И Евгеньев и Перепелятченко давно уже не беспокоили нас даже в часы серьезных авралов и четвертых сводных. Другое дело Назаренко. Он и с виду был хорош, и учился прекрасно, обещая быть потом незаурядным студентом, и умен был, без сомнения, и развит. Но это был эгоист самого глупого пошиба, свою собственную пользу неспособный видеть дальше ближайшего первичного удовлетворения. Несмотря на свой ум и развитие, он не мог справиться с этим эгоизмом, не умел и прикрыть его какой-нибудь политикой, а открыто и злобно оперивался всегда, если ему казалось, будто что-нибудь грозит его интересам.
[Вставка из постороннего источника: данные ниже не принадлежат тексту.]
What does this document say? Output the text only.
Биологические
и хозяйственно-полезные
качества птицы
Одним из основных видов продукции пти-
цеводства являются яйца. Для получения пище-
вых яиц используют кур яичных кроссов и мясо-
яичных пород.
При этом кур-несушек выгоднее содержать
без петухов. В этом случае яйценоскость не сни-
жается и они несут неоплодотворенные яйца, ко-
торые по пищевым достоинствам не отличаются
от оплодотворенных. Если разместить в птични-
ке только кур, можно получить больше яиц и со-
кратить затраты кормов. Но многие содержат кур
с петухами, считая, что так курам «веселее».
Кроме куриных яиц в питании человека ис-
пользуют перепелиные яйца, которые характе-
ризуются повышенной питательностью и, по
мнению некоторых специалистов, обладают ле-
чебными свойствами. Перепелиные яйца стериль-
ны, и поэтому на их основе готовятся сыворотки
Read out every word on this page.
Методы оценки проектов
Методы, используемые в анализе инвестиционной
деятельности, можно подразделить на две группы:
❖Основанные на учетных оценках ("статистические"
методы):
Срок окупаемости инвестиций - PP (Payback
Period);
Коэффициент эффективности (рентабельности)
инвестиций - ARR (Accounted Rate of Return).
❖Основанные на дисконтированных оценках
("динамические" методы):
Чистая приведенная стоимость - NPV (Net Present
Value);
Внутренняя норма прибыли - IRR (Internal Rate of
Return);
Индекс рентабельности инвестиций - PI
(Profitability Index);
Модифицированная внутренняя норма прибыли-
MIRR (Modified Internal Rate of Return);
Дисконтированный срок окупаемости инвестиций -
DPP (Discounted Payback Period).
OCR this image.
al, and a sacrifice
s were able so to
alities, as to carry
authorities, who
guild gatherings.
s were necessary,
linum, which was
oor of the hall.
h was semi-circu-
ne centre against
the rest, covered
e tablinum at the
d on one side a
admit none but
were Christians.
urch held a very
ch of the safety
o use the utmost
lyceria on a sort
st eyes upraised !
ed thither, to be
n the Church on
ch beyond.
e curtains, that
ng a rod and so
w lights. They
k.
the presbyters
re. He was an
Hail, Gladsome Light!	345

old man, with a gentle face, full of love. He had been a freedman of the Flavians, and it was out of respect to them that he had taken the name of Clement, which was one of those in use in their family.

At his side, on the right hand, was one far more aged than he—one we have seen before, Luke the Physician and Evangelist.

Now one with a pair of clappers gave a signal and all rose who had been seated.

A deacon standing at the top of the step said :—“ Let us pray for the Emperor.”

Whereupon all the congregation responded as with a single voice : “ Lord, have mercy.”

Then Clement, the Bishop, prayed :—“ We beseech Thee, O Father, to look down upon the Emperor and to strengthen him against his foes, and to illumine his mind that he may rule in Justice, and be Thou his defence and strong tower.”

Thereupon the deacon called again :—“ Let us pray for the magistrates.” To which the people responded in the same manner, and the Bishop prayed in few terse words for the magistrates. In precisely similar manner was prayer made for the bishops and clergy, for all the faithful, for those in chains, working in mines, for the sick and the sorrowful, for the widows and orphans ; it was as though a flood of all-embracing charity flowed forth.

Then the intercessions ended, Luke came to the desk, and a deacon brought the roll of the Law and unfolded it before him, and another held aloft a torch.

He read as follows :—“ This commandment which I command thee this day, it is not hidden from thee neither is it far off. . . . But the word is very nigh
В сводных он ревниво следил, чтобы ему не выпало больше работы, чем товарищу, и вообще старался тратить сил как можно меньше, глубоко убежденный, что работа для здоровья вредна. Почти невозможно было заставить его сделать что-нибудь вне расписания. В этом случае он шел на прямой острый конфликт и доказывал, что никто не имеет права назначить его на дополнительную работу. Назаренко не вступал в комсомол только потому, что не хотел иметь никаких нагрузок. Он рассчитывал, что проживет и без комсомола, ибо хорошо знал свои способности и делал на них откровенную ставку.
Я серьезно подозревал, что колонию он ненавидит и терпит ее только как наименьшее из всех предложенных зол. Учился он настойчиво и успешно, и все считали его наилучшим кандидатом на рабфак.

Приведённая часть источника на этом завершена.